By Barbara Smith CPDT-KA, Owner- The Thinking K9, LLC
As responsible dog owners we do our best to keep our dog safe and secure. Unfortunately, even with the best laid plans and preventative measures, unforeseen things happen. Sometimes the front door accidentally gets left open, the fence comes ajar, or worse- a disaster happens that turns our world upside down. Unforeseen events such as tornadoes, flooding, and car accidents happen in the blink of an eye. These things can result in our dogs getting loose, no matter the precautions we have taken. It is important to have a contingency plan. Dog ID’s or tracking devices can help insure that your dog finds his way back home.
If your dog gets lost, make a report with your local police department (non-emergency). Call every animal welfare organization within 100 miles.

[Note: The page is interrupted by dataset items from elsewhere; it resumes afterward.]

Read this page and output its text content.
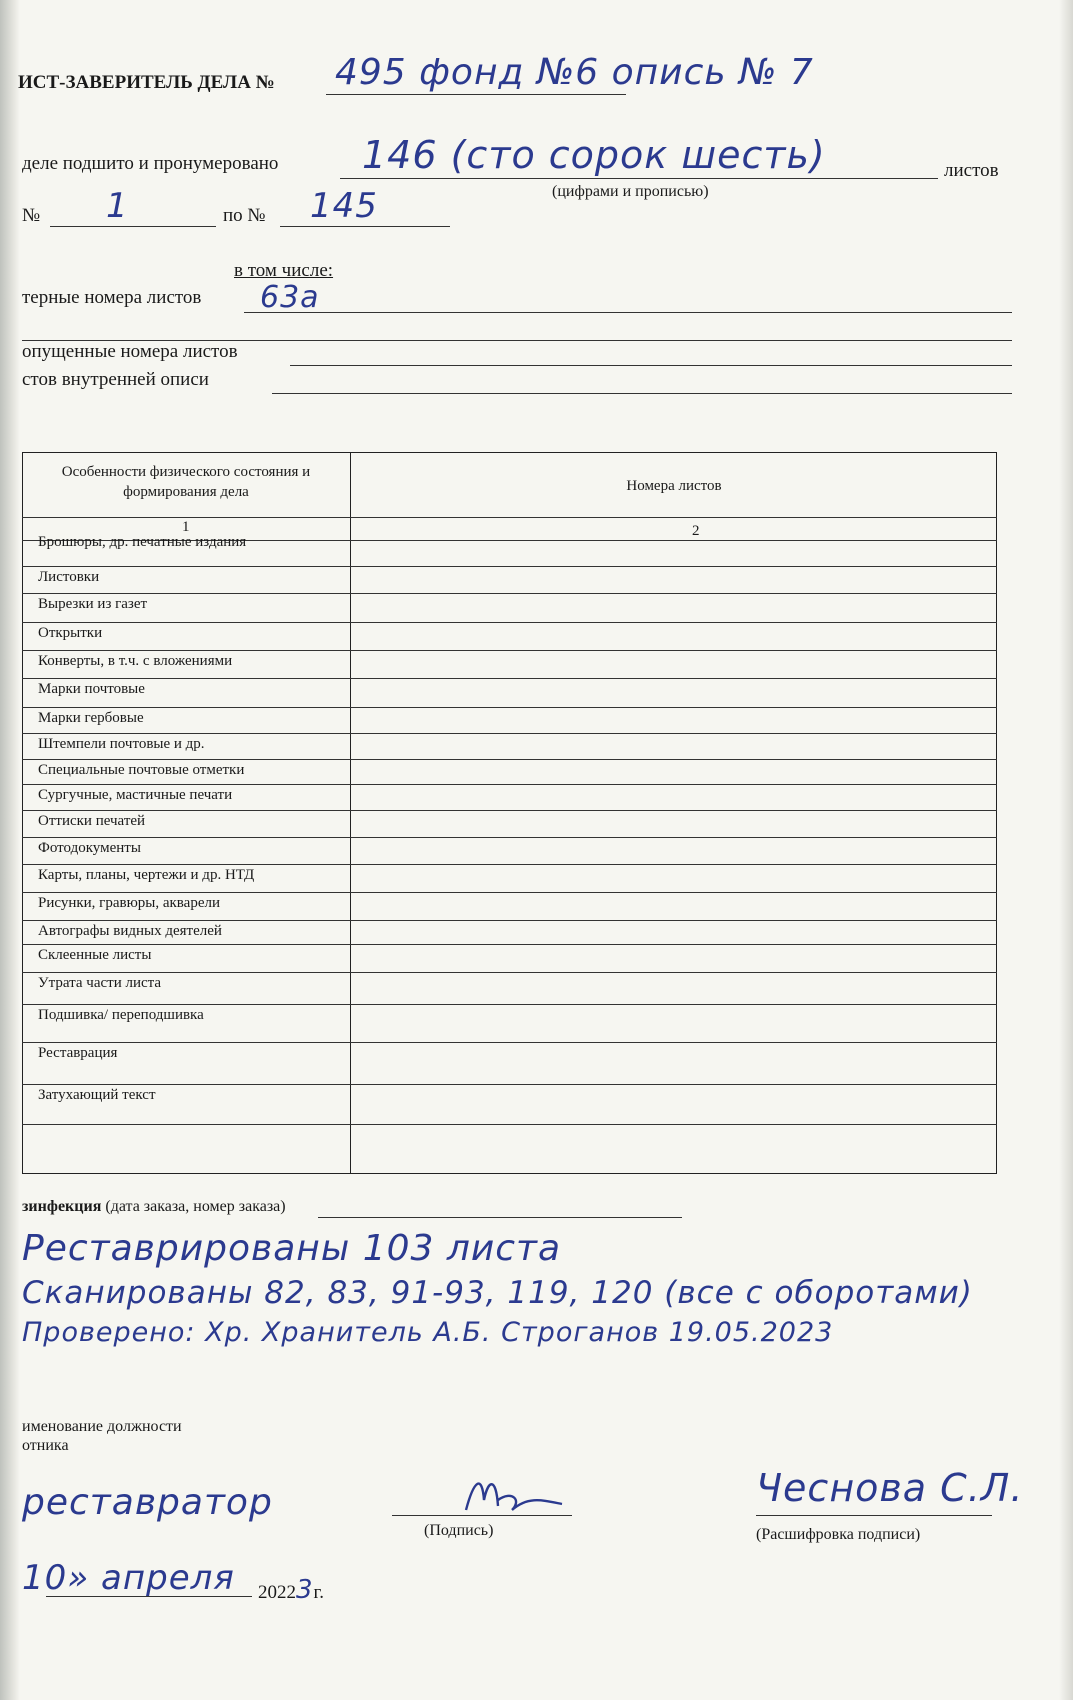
ИСТ-ЗАВЕРИТЕЛЬ ДЕЛА № 495 фонд №6 опись № 7
деле подшито и пронумеровано 146 (сто сорок шесть)	листов
(цифрами и прописью)
№ 1	по № 145
в том числе:
терные номера листов 63а
опущенные номера листов
стов внутренней описи
Особенности физического состояния и формирования дела	Номера листов
1	2
Брошюры, др. печатные издания
Листовки
Вырезки из газет
Открытки
Конверты, в т.ч. с вложениями
Марки почтовые
Марки гербовые
Штемпели почтовые и др.
Специальные почтовые отметки
Сургучные, мастичные печати
Оттиски печатей
Фотодокументы
Карты, планы, чертежи и др. НТД
Рисунки, гравюры, акварели
Автографы видных деятелей
Склеенные листы
Утрата части листа
Подшивка/ переподшивка
Реставрация
Затухающий текст
зинфекция (дата заказа, номер заказа)
Реставрированы 103 листа
Сканированы 82, 83, 91-93, 119, 120 (все с оборотами)
Проверено: Хр. Хранитель А.Б. Строганов 19.05.2023
именование должности
отника
реставратор
(Подпись)
Чеснова С.Л.
(Расшифровка подписи)
10» апреля 20223г.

Canvas your neighborhood with fliers that include pictures and your contact information. Call veterinarians, including your own. Post in any online communities that can help, such as craigslist, Facebook, Center for Lost Pets, Lost Dogs of America, etc.
More pets are reunited if they have clear identification. There are many forms of ID available for you to choose from. Within this handout we will give a brief overview of some of the more popular ones. Keep in mind that you are not limited to just one!
Dog tags are the most common form of identification and the first thing checked when your dog is found. Every dog should wear ID tags. You can get custom tags made at various local places as well as online. While dog tags are easily obtainable and serve a valuable purpose, it’s important to know that your dog can lose them easier than other forms of ID. Tags can fall off or your dog could slip his collar, leaving them with no traceable identification. Additionally, while we don’t like to think about theft, there’s nothing stopping someone from taking your dog and disposing of their tags. Dog tags are often best used in conjunction with other forms of ID.
A microchip is a permanent, rice-sized computer chip that is inserted under the dog’s skin with a needle. It is relatively pain free. A microchip emits an RF signal that can be picked up by a scanner. Your information, as well as secondary contact information (such as your dog’s breeder), is read from this chip with this scanner. Microchips are one of the very best forms of identification available. All animal welfare organizations and veterinary offices have scanners in case a lost dog is brought into their facility. Microchips are very reliable. However, it is best to have your dog’s chip scanned occasionally, to be sure it is still emitting a signal and the chip itself hasn’t migrated. Failure is extremely rare (less than 1%), but just to be safe, it’s easy to check for at your dog’s annual vet appointment.
There are a wide variety of GPS collars on the market with features including tracking your pet on a map in real-time via your phone, or on a handheld unit that comes with the collar. Many of these systems can alert you immediately if your pet goes outside of his boundaries. For obvious reasons, however, your dog can’t be tracked if he slips his collar.
Tattooing is usually performed at the same time as another medical procedure, such as a spay/neuter, because the dog is already under anesthesia which insures that the dog doesn’t experience any pain during tattooing and it prevents them from moving during the procedure. The most easily identifiable tattoo is a number or letter combination, as opposed to a design. The most secure place for tattoos is on the inside of the leg or on the belly, because there’s very little fur to obstruct it from being seen. Tattooing the ear is not as secure due to ear docking that can remove the ID. There are several major downfalls to tattooing. Tattoos tend to fade over time, rendering them illegible. Additionally, there is little to no regulation or standard for people and companies to follow. It is very difficult, and sometimes impossible, for a tattoo to be matched up with an individual.